Женщина опять посмотрела на себя в зеркало, и ей на глаза попалась красивая открытка с ангелочками. Она узнала подчерк Эрика.
"Такой любви ты знала ль цену?
Ты знала – Он тебя не знал!" – было написано на обороте.
И ведь Эгле сама когда-то любила Ника. Любила эти красивые зеленные глаза, буквально сходила с ума от этого стройного мускулистого тела, от сильных, но таких ласковых рук. Когда-то она любила целовать каждый шрам, каждый рубчик на бронзовой от загара коже, слегка пахнущей рыбой. Теперь его целует другая женщина, и он млеет от ее ласки. Этот Ник теперь другой дарит свою безграничную любовь и бесконечную нежность, другую ласкают его руки, другую целуют его губы.

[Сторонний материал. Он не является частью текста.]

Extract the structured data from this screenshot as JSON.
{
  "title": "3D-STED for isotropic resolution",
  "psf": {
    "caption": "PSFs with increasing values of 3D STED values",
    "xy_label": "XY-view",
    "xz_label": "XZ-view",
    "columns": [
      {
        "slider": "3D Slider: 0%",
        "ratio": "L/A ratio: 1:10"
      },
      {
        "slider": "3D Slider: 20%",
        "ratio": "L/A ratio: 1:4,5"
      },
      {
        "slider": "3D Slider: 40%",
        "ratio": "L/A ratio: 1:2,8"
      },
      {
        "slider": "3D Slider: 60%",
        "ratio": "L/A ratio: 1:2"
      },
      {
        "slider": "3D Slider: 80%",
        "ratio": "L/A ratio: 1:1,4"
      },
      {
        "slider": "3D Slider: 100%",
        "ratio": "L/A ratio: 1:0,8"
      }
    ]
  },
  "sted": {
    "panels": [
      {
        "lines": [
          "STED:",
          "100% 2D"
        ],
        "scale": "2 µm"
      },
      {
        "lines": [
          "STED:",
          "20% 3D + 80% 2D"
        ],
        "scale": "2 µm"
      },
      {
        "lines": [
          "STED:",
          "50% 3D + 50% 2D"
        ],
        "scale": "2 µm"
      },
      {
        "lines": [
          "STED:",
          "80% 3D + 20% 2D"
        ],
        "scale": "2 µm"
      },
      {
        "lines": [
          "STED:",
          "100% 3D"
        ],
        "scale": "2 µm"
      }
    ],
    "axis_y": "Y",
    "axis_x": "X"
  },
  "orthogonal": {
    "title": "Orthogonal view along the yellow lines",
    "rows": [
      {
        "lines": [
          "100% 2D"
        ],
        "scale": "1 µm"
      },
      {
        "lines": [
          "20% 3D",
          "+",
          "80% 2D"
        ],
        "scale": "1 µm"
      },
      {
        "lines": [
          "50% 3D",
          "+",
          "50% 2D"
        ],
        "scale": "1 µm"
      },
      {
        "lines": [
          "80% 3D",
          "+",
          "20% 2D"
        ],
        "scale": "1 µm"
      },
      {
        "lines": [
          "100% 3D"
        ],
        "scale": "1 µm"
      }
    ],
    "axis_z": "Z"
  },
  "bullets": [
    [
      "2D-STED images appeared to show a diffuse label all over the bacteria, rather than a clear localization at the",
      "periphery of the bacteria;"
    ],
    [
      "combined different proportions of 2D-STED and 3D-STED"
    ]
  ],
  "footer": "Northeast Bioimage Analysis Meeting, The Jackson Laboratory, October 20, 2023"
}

О, если бы все можно было вернуть, переписать набело!
Ее сын, которого она в таких муках родила, был бы теперь ее гордостью, а не позором. И есть, чем гордится – мальчик умный, сильный, красивый, имеет настоящих друзей. Если бы она была умнее тогда, не приходилось бы сейчас тайком следить за своим ребенком, часами просиживая перед хрустальным шаром, позабыв про сериалы и поклонников, в тайне радоваться его успехам. И все время думать: как он там, не обижает ли его та, другая? Сейчас не сжималось бы так ее сердце, когда ругали маленького Ника папа и дядя за его проделки. Она бы могла прижимать к своей груди живого мальчика, а не фотографии и отчеты, не изображение в хрустальном шаре.

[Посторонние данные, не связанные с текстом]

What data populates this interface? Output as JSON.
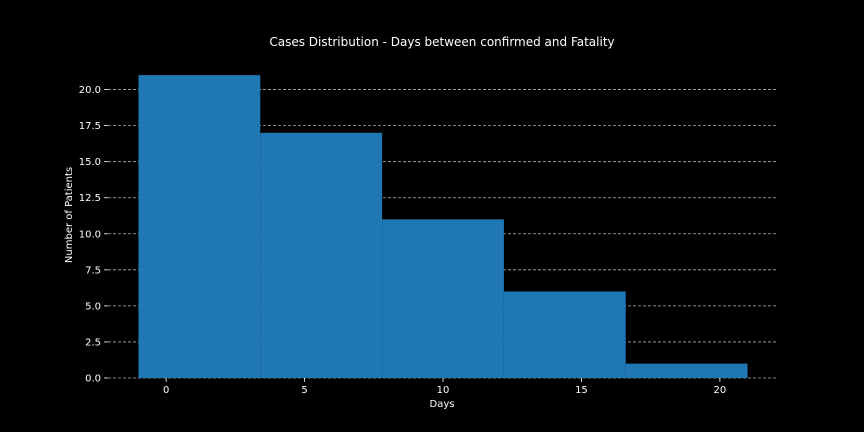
{
  "chart_data": {
    "type": "bar",
    "title": "Cases Distribution - Days between confirmed and Fatality",
    "xlabel": "Days",
    "ylabel": "Number of Patients",
    "bins": [
      {
        "start": -1,
        "end": 3.4,
        "value": 21
      },
      {
        "start": 3.4,
        "end": 7.8,
        "value": 17
      },
      {
        "start": 7.8,
        "end": 12.2,
        "value": 11
      },
      {
        "start": 12.2,
        "end": 16.6,
        "value": 6
      },
      {
        "start": 16.6,
        "end": 21,
        "value": 1
      }
    ],
    "xlim": [
      -2.1,
      22.1
    ],
    "ylim": [
      0,
      22.05
    ],
    "xticks": [
      0,
      5,
      10,
      15,
      20
    ],
    "xtick_labels": [
      "0",
      "5",
      "10",
      "15",
      "20"
    ],
    "yticks": [
      0,
      2.5,
      5,
      7.5,
      10,
      12.5,
      15,
      17.5,
      20
    ],
    "ytick_labels": [
      "0.0",
      "2.5",
      "5.0",
      "7.5",
      "10.0",
      "12.5",
      "15.0",
      "17.5",
      "20.0"
    ],
    "grid": "y-dashed",
    "bar_color": "#1f77b4",
    "background_color": "#000000"
  }
}
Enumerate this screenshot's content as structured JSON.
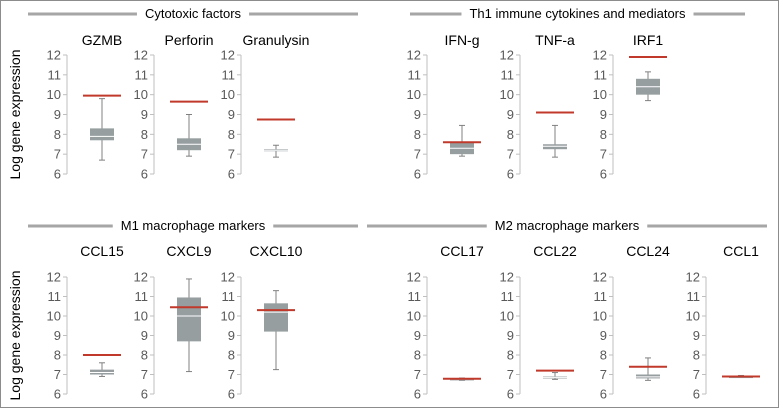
{
  "colors": {
    "box": "#969ea0",
    "whisker": "#808080",
    "axis": "#bfbfbf",
    "reference": "#c0392b",
    "group_line": "#a6a6a6"
  },
  "chart_data": {
    "type": "box",
    "ylabel": "Log gene expression",
    "ylim": [
      6,
      12
    ],
    "yticks": [
      6,
      7,
      8,
      9,
      10,
      11,
      12
    ],
    "groups": [
      {
        "title": "Cytotoxic factors",
        "panels": [
          0,
          1,
          2
        ]
      },
      {
        "title": "Th1 immune cytokines and mediators",
        "panels": [
          3,
          4,
          5
        ]
      },
      {
        "title": "M1 macrophage markers",
        "panels": [
          6,
          7,
          8
        ]
      },
      {
        "title": "M2 macrophage markers",
        "panels": [
          9,
          10,
          11,
          12
        ]
      }
    ],
    "panels": [
      {
        "name": "GZMB",
        "min": 6.7,
        "q1": 7.7,
        "median": 7.9,
        "q3": 8.3,
        "max": 9.8,
        "reference": 9.95
      },
      {
        "name": "Perforin",
        "min": 6.9,
        "q1": 7.2,
        "median": 7.5,
        "q3": 7.8,
        "max": 9.0,
        "reference": 9.65
      },
      {
        "name": "Granulysin",
        "min": 6.85,
        "q1": 7.15,
        "median": 7.2,
        "q3": 7.25,
        "max": 7.45,
        "reference": 8.75
      },
      {
        "name": "IFN-g",
        "min": 6.9,
        "q1": 7.0,
        "median": 7.3,
        "q3": 7.6,
        "max": 8.45,
        "reference": 7.6
      },
      {
        "name": "TNF-a",
        "min": 6.85,
        "q1": 7.25,
        "median": 7.4,
        "q3": 7.5,
        "max": 8.45,
        "reference": 9.1
      },
      {
        "name": "IRF1",
        "min": 9.7,
        "q1": 10.0,
        "median": 10.4,
        "q3": 10.8,
        "max": 11.15,
        "reference": 11.9
      },
      {
        "name": "CCL15",
        "min": 6.9,
        "q1": 7.0,
        "median": 7.1,
        "q3": 7.25,
        "max": 7.6,
        "reference": 8.0
      },
      {
        "name": "CXCL9",
        "min": 7.15,
        "q1": 8.7,
        "median": 10.0,
        "q3": 10.95,
        "max": 11.9,
        "reference": 10.45
      },
      {
        "name": "CXCL10",
        "min": 7.25,
        "q1": 9.2,
        "median": 10.2,
        "q3": 10.65,
        "max": 11.3,
        "reference": 10.3
      },
      {
        "name": "CCL17",
        "min": 6.7,
        "q1": 6.75,
        "median": 6.77,
        "q3": 6.8,
        "max": 6.82,
        "reference": 6.78
      },
      {
        "name": "CCL22",
        "min": 6.75,
        "q1": 6.8,
        "median": 6.85,
        "q3": 6.9,
        "max": 7.1,
        "reference": 7.2
      },
      {
        "name": "CCL24",
        "min": 6.7,
        "q1": 6.8,
        "median": 6.88,
        "q3": 7.0,
        "max": 7.85,
        "reference": 7.4
      },
      {
        "name": "CCL1",
        "min": 6.85,
        "q1": 6.88,
        "median": 6.9,
        "q3": 6.92,
        "max": 6.95,
        "reference": 6.9
      }
    ]
  }
}
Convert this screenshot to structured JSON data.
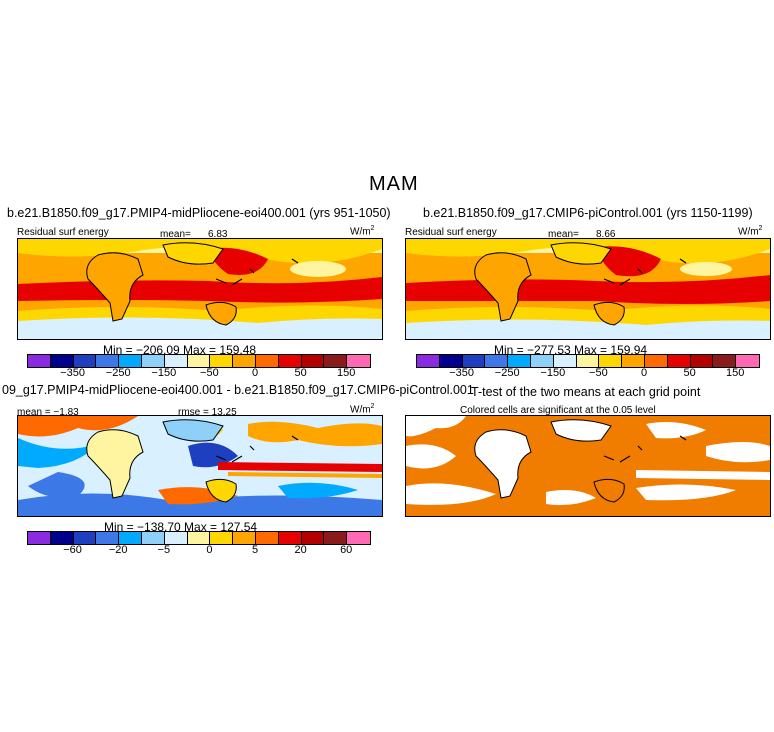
{
  "season": "MAM",
  "panels": {
    "a": {
      "title": "b.e21.B1850.f09_g17.PMIP4-midPliocene-eoi400.001 (yrs 951-1050)",
      "field": "Residual surf energy",
      "stat_label": "mean=",
      "stat_value": "6.83",
      "units": "W/m",
      "units_sup": "2",
      "minmax": "Min = −206.09  Max = 159.48"
    },
    "b": {
      "title": "b.e21.B1850.f09_g17.CMIP6-piControl.001 (yrs 1150-1199)",
      "field": "Residual surf energy",
      "stat_label": "mean=",
      "stat_value": "8.66",
      "units": "W/m",
      "units_sup": "2",
      "minmax": "Min = −277.53  Max = 159.94"
    },
    "c": {
      "title": "09_g17.PMIP4-midPliocene-eoi400.001 - b.e21.B1850.f09_g17.CMIP6-piControl.001",
      "mean": "mean =   −1.83",
      "rmse": "rmse =   13.25",
      "units": "W/m",
      "units_sup": "2",
      "minmax": "Min = −138.70  Max = 127.54"
    },
    "d": {
      "title": "T-test of the two means at each grid point",
      "subtitle": "Colored cells are significant at the 0.05 level"
    }
  },
  "colorbars": {
    "abs": {
      "colors": [
        "#8a2be2",
        "#00008b",
        "#1e40c0",
        "#3c78e6",
        "#00aaff",
        "#8fd0f8",
        "#d8f0ff",
        "#fff5a0",
        "#ffd700",
        "#ffa500",
        "#ff6a00",
        "#e60000",
        "#b30000",
        "#8b1a1a",
        "#ff69b4"
      ],
      "labels": [
        "−350",
        "−250",
        "−150",
        "−50",
        "0",
        "50",
        "150"
      ]
    },
    "diff": {
      "colors": [
        "#8a2be2",
        "#00008b",
        "#1e40c0",
        "#3c78e6",
        "#00aaff",
        "#8fd0f8",
        "#d8f0ff",
        "#fff5a0",
        "#ffd700",
        "#ffa500",
        "#ff6a00",
        "#e60000",
        "#b30000",
        "#8b1a1a",
        "#ff69b4"
      ],
      "labels": [
        "−60",
        "−20",
        "−5",
        "0",
        "5",
        "20",
        "60"
      ]
    }
  },
  "colors": {
    "signif": "#f07c00",
    "ocean_warm": "#ffa500",
    "ocean_hot": "#e60000",
    "land_pale": "#fff5a0",
    "south_cold": "#d8f0ff"
  }
}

Бедная женщина очень страдала от своей беспомощности. Она могла видеть своего сыночка, того самого, который совсем недавно казался ей таким противным. Могла видеть, но ровным счетом ничего не могла для него сделать. Не могла даже крикнуть: "Берегись, сыночек, сзади!", когда видела позади него медведя. Конечно, кричать она могла сколько угодно, но для ее сына слова не долетали. Мать переживала, когда он спотыкался, когда обдирал руки, пропускал удары на тренировках. Она, казалось, чувствовала его боль и обиду, видела его синяки и ссадины, но не могла даже приласкать своего ребенка.
Как самое дорогое хранила женщина снимок, сделанный частными детективом. На снимке мальчик лет десяти стоит на плотике и машет кому-то рукой. И такие веселые и довольные глаза у мальчика, ей, кажется, что она слышит заливистый смех сына.

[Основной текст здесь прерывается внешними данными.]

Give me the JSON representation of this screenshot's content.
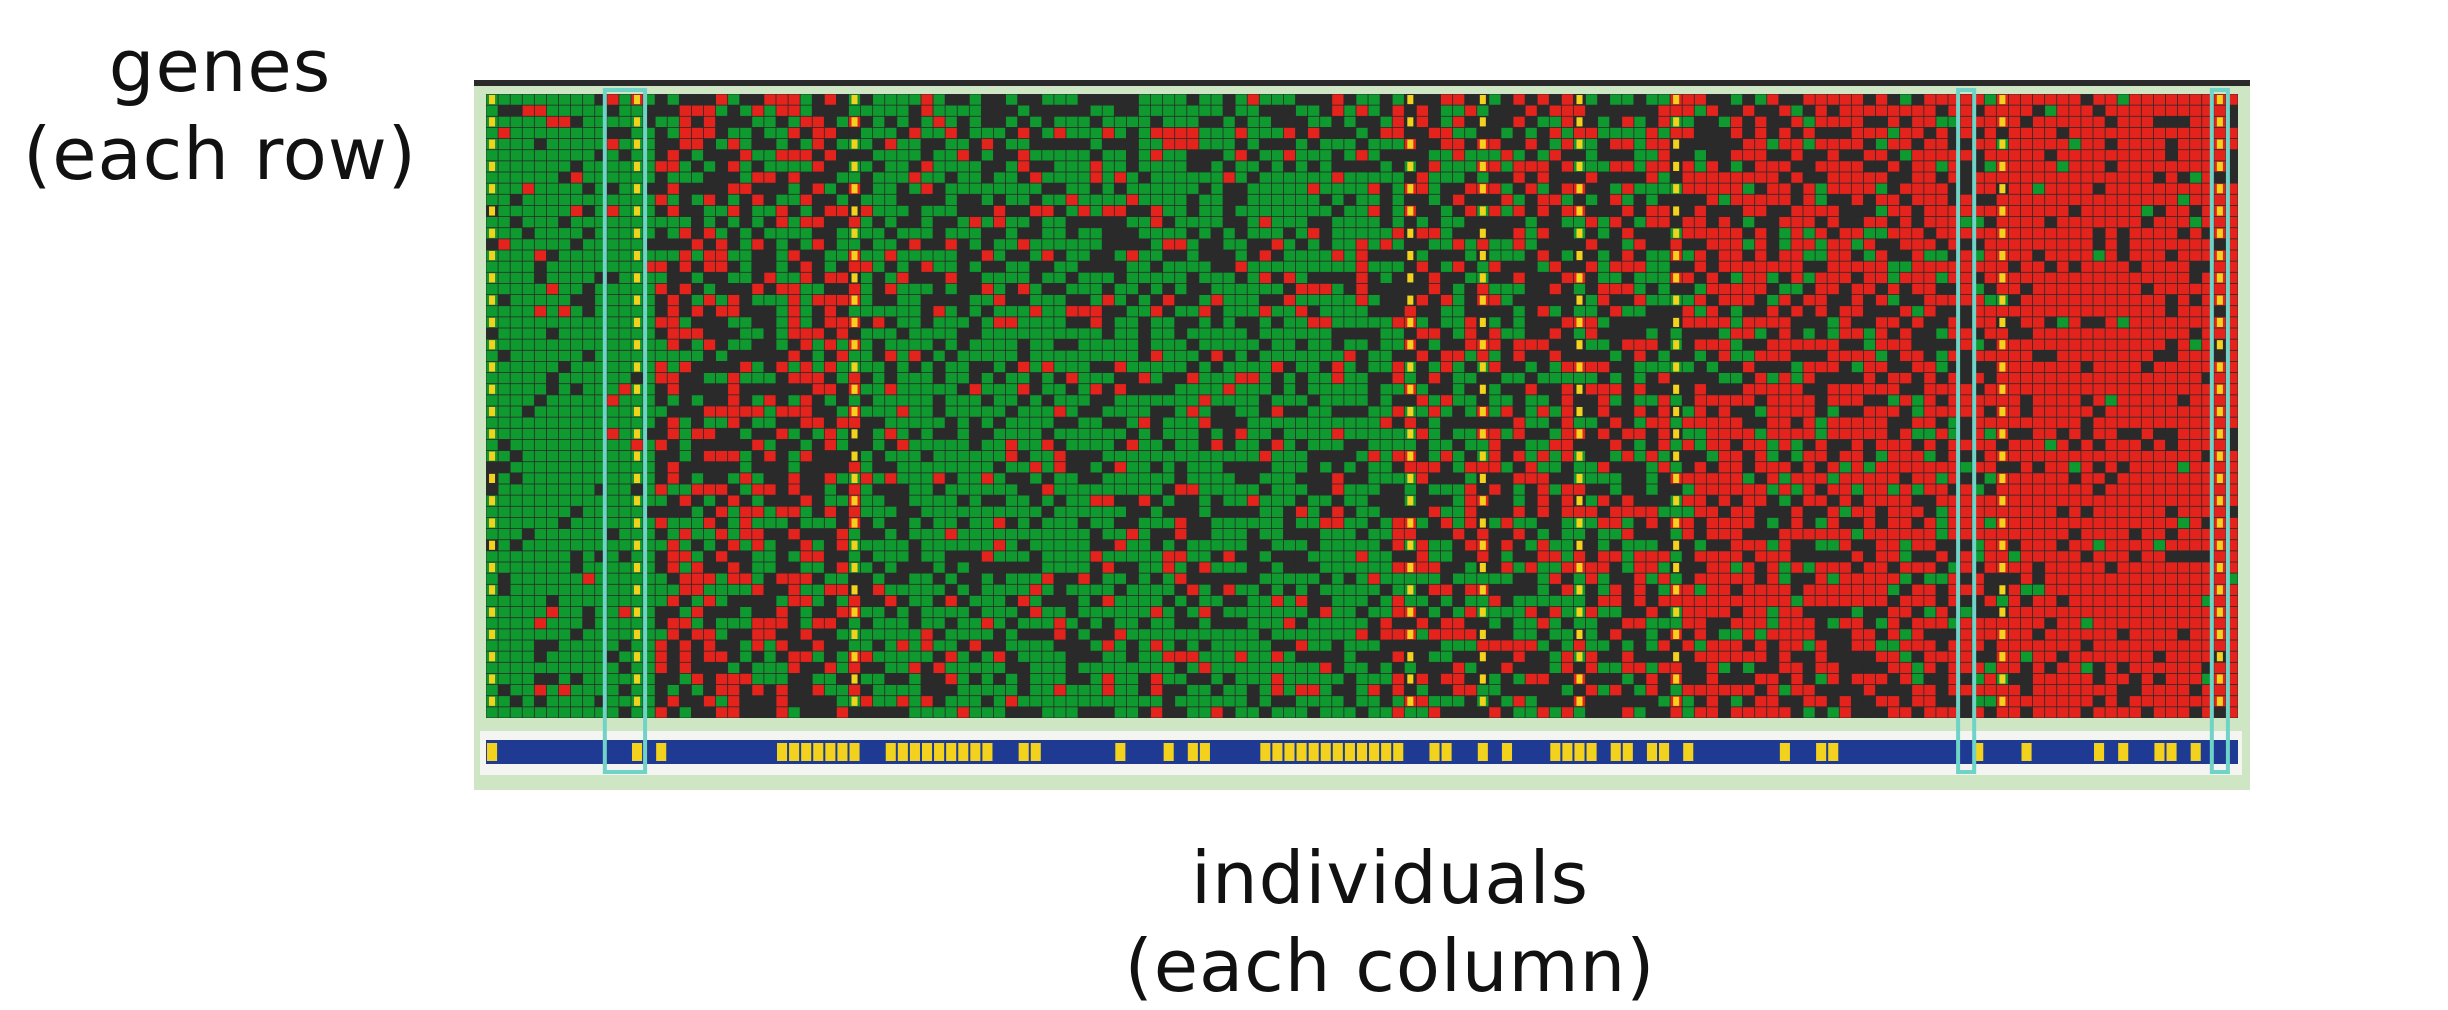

Два Ника, отец и сын, счастливы в своем мире. И отныне нет места в нем для Эгле Д…те. Ее сын скоро назовет мамой другую женщину. Ее сын! Не нужна ему красота и богатство родной матери. И у него сейчас свои связи. Его искреннюю любовь не купишь ни за какие деньги, не получишь шантажом, не выбьешь плеткой, сколько ни бей. И ничего нельзя исправить! Ничего!!! "Я Вас не знаю, госпожа!", "У меня нет мамы!", "Меня мама бросила!". Жить с этим было невыносимо.
И тут женщина вспомнила свое золотое детство и прекрасную юность, в окружение многочисленных нянек, гувернанток, частных преподавателей. Они, подобно цыганскому табору, хороводились вокруг красивой и умной дочери богатых родителей.
Эгле вспомнила, как папа и мама откупались от нее дорогими подарками, наряжали ее как рождественскую елку, и совсем не интересовались, чем живет их дочь. Разве что мать, в припадке показной нежности, изводила ее глупыми вопросами. Все эти кудряшки, зубики, штанишки, первые подружки, эти первые любови – преданности, занимали в жизни родителей такое убогое место, что даже говорить не удобно.
Матушку больше заботило соответствие цветов лака и губной помады. А она сама – ничем не лучше нее.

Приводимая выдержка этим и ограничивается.